I remember back to the 50’s and 60’s when, once a week, my mother would don her shirtwaist, climb into the family car, and make her way to the A&P. How did she choose her groceries then? In our family, in New England and a long way from the fertile, productive valleys of California, proximity was a huge factor and choices were limited. I don’t believe I had an avocado until I was 20, and certainly not a mango. Cost counted when our parents made out the grocery list, as did cultural and family habits and, perhaps religious practices. Some parents were ahead of their time, so nutrition may have been in the equation, too.

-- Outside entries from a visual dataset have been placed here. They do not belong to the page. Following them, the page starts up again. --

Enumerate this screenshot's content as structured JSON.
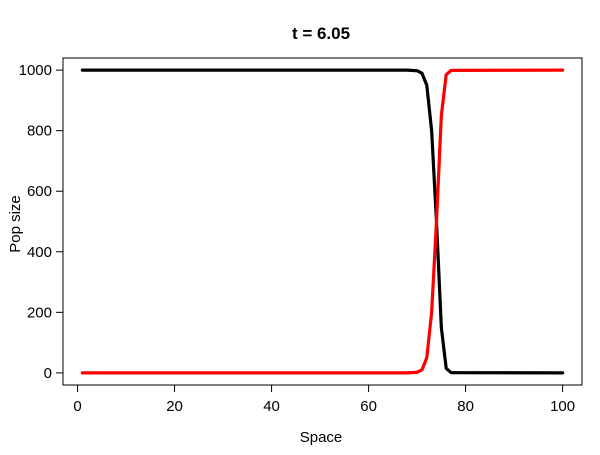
{
  "chart_data": {
    "type": "line",
    "title": "t = 6.05",
    "xlabel": "Space",
    "ylabel": "Pop size",
    "xlim": [
      -3,
      104
    ],
    "ylim": [
      -40,
      1040
    ],
    "xticks": [
      0,
      20,
      40,
      60,
      80,
      100
    ],
    "yticks": [
      0,
      200,
      400,
      600,
      800,
      1000
    ],
    "grid": false,
    "series": [
      {
        "color": "#000000",
        "x": [
          1,
          68,
          70,
          71,
          72,
          73,
          74,
          75,
          76,
          77,
          100
        ],
        "y": [
          1000,
          1000,
          998,
          990,
          950,
          800,
          500,
          150,
          15,
          1,
          0
        ]
      },
      {
        "color": "#ff0000",
        "x": [
          1,
          68,
          70,
          71,
          72,
          73,
          74,
          75,
          76,
          77,
          100
        ],
        "y": [
          0,
          0,
          2,
          10,
          50,
          200,
          500,
          850,
          985,
          999,
          1000
        ]
      }
    ]
  }
}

How things have changed! Today, it’s not just that food is abundant. We can get almost any food, from almost anywhere, in any season. We have a cornucopia of choices. It truly seems a grocery shopper’s paradise, the land of plenty.
But at what cost? People are beginning to recognize that the true cost of food is far greater than what we pay at check out. For many of us, what and how we eat is part of our spiritual practice, a moral or religious act.
Throughout developed countries, people want to know where their food comes from and how it is produced. Is the food grown with pesticides or herbicides? What about the polluting runoff from fertilizer and manure? What is the contribution of corporate agriculture to the degradation of our planet and what are the best food choices to protect our environment? Are the farm workers paid a fair wage? What are their living conditions? How are the animals involved treated? In what conditions are they raised and do they suffer? How does a meat-based diet compare with one that is plant- based?
Is water being diverted from local usage to irrigate crops to feed food animals? If the food was grown in another country, were local people displaced from their land? How have their lives and culture been disrupted so that food could be raised to feed us? If we have an ethical obligation to reduce emissions that contribute to climate change, is locally produced food better, is organic? What about fair trade and workers’ rights? What are the justice issues related to corporate agriculture’s use of the land of indigenous peoples? And the biggest question – how will we feed the world if we continue our unsustainable eating patterns?
Choosing our food may not be so easy—if we want to live in right relationship with Earth and all its inhabitants. The grocery store may not be that glorious paradise after all.
So how do we choose? Our Principles will guide us.
Much attention has been given to our 7th Principle. We know that industrialized agriculture as it now exists flies in the face of this Principle and threatens the interdependent web. It causes massive pollution, reduces biodiversity, and destroys land integrity at an alarming rate.
But our other Principles fit into the equation of ethical compassionate and sustainable food choices. When we consider the inherent worth and dignity of every person, how can we ignore the family in a poor village in Asia whose culture has been degraded with their land when it was taken over by a multinational corporation to produce wheat for snacks for us? What about the migrant workers here in our own country who are exposed regularly to dangerous pesticides and then can’t get decent medical care? Don’t these people have worth and dignity equal to ours? Recent research confirms what many people know instinctively—that animals think, feel, and have complex social relationships—and suggests that the worth and dignity of those beings is as inherent as they are for human beings. Should we not extend this principle to them?
This is an excerpt of a sermon delivered at Bradford Community Church Unitarian Universalist, Kenosha, WI, on June 22, 2007.